Today, Leitrim make the short trip to Sligo having endured a difficult year on and off the pitch. They finished the league third from bottom of Division 4 with just six points. "I know people will say we didn't have the greatest league," admitted Regan.

"But if you look closer at our results, we only lost by a point to Longford and Roscommon, the two teams that ended up playing the league final. We don't believe there is anything between us and those teams."

Leitrim have only won two Connacht titles, 1927 and 1994. In 2000, they reached the Connacht final but lost to Galway by eight points, their last appearance in the final.

Regan retired last year due to injury after 15 years on the panel. He trained the Dublin-based players during the winter months and has first-hand knowledge of the current crop of players.

"This squad are a great bunch, a lot of them are around the same age and are great friends; there is a mix of young players and old warriors.

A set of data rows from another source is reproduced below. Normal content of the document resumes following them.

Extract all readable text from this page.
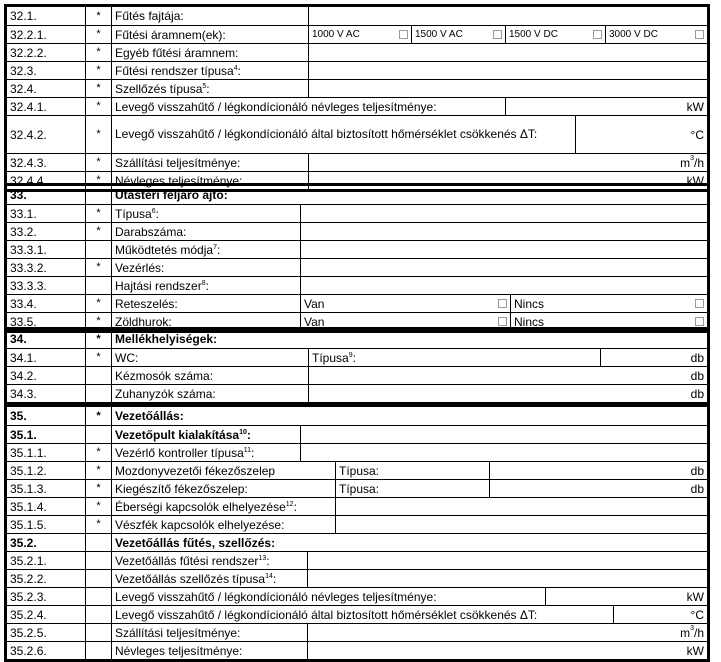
32.1.	*	Fűtés fajtája:
32.2.1.	*	Fűtési áramnem(ek):	1000 V AC	1500 V AC	1500 V DC	3000 V DC
32.2.2.	*	Egyéb fűtési áramnem:
32.3.	*	Fűtési rendszer típusa$^4$ :
32.4.	*	Szellőzés típusa$^5$ :
32.4.1.	*	Levegő visszahűtő / légkondícionáló névleges teljesítménye:	kW
32.4.2.	*	Levegő visszahűtő / légkondícionáló által biztosított hőmérséklet csökkenés ΔT:	°C
32.4.3.	*	Szállítási teljesítménye:	$m^3/h$
32.4.4.	*	Névleges teljesítménye:	kW
33.	Utastéri feljáró ajtó:
33.1.	*	Típusa$^6$ :
33.2.	*	Darabszáma:
33.3.1.	Működtetés módja$^7$ :
33.3.2.	*	Vezérlés:
33.3.3.	Hajtási rendszer$^8$ :
33.4.	*	Reteszelés:	Van	Nincs
33.5.	*	Zöldhurok:	Van	Nincs
34.	*	Mellékhelyiségek:
34.1.	*	WC:	Típusa$^9$ :	db
34.2.	Kézmosók száma:	db
34.3.	Zuhanyzók száma:	db
35.	*	Vezetőállás:
35.1.	Vezetőpult kialakítása$^{10}$ :
35.1.1.	*	Vezérlő kontroller típusa$^{11}$ :
35.1.2.	*	Mozdonyvezetői fékezőszelep	Típusa:	db
35.1.3.	*	Kiegészítő fékezőszelep:	Típusa:	db
35.1.4.	*	Éberségi kapcsolók elhelyezése$^{12}$ :
35.1.5.	*	Vészfék kapcsolók elhelyezése:
35.2.	Vezetőállás fűtés, szellőzés:
35.2.1.	Vezetőállás fűtési rendszer$^{13}$ :
35.2.2.	Vezetőállás szellőzés típusa$^{14}$ :
35.2.3.	Levegő visszahűtő / légkondícionáló névleges teljesítménye:	kW
35.2.4.	Levegő visszahűtő / légkondícionáló által biztosított hőmérséklet csökkenés ΔT:	°C
35.2.5.	Szállítási teljesítménye:	$m^3/h$
35.2.6.	Névleges teljesítménye:	kW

"But the most pleasing aspect is that the young lads have really taken ownership of the team, they are building towards the future. And while they are completely focused on Sligo they are also focused on getting the winning experience that they need to finally get them playing above the level that they have been playing at."

Mohill, meanwhile, are renaming their grounds in honour of their former star. Today, around 30 cyclists will make their way from Mohill to Markievicz Park 70 kilometres away to raise funds for the Philly McGuinness Memorial Park.